KSNR

From Wikipedia, the free encyclopedia

KSNR
Cat Country logo
City of license Thief River Falls, Minnesota
Broadcast area Grand Forks-East Grand Forks
Branding 100.3 Cat Country
Slogan Today's Country and Your All Time Favorites
Frequency 100.3 FM (MHz)
First air date 1983
Format Commercial; Country
ERP 100,000 watts
HAAT 172 m
Class C1
Owner Clear Channel
(Citicasters Licenses, L.P.)
Sister stations KJKJ, KKXL, KKXL-FM, KQHT, KSNR
Webcast Listen Live!
Website http://www.thecatfm.com/

KSNR (100.3 FM, "100.3 Cat Country") is a radio station broadcasting a country format. Licensed to Thief River Falls, Minnesota, it serves the Grand Forks, North Dakota metropolitan area. It first began broadcasting in 1983. The station is currently owned by Clear Channel Communications.

The station also broadcasts play-by-play coverage of North Dakota men's and women's basketball home games. 100.3 Cat Country competes with Leighton Broadcasting's KYCK.

[edit] History

KSNR signed on in 1983 serving Thief River Falls, Minnesota with an oldies format concentrating on 50s and 60s "Golden Oldies" format. The station attracted listeners in Grand Forks, North Dakota, since the signal could be heard on most radios and KSNR was the only oldies station in the area.

former Kool 100.3 logo
former Kool 100.3 logo

KSNR later became "Kool 100.3", and began playing 1970s era music, and moved its studios to Grand Forks after being sold. KSNR also played Christmas music from Thanksgiving Day to Christmas Day annually until the format change in 2005. In 2000, Clear Channel Communications bought out KSNR and several other stations, and the format was changed to play 1960s and 1970s era music.

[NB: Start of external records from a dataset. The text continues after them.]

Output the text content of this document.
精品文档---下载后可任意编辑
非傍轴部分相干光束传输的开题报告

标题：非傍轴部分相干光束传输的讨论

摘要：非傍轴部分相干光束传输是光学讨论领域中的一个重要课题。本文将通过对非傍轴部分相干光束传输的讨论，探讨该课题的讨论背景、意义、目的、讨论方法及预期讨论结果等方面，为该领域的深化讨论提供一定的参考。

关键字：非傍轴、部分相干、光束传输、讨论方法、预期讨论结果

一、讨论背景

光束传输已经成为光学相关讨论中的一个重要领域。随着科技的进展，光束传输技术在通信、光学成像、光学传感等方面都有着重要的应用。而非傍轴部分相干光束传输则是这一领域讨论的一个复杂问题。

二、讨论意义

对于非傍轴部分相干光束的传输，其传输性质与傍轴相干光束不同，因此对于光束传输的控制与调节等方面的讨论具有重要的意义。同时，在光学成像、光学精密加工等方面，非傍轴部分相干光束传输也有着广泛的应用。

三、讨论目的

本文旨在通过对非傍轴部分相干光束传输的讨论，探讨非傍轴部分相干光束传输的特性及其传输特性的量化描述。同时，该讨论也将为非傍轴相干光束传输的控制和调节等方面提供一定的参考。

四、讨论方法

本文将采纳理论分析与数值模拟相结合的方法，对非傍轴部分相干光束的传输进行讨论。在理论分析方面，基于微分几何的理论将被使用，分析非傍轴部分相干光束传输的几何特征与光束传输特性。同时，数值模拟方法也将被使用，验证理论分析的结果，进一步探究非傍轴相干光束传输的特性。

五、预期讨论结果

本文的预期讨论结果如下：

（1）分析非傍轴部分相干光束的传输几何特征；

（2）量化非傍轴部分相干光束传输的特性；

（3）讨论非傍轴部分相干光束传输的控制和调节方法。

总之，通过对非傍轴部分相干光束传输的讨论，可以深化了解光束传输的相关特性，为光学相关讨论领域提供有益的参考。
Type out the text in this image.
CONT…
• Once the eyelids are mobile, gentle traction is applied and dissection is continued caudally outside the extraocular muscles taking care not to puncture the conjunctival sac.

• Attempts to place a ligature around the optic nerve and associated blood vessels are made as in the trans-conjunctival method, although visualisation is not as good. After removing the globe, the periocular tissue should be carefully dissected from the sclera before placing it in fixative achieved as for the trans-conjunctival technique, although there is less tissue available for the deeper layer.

It also became the flagship station for University of North Dakota "Fighting Sioux" basketball play-by-play broadcasts.

Kool 100.3 switched to country music as "Cat Country" in October, 2005, competing with Leighton Broadcasting's heritage country station, 97 KYCK and classic country station KNOX-FM "Rooster 94.7". In 2006, co-owned classic hits (a mixture of oldies and classic rock formats) station KQHT "96.1 The Fox" began shifting towards to an oldies format.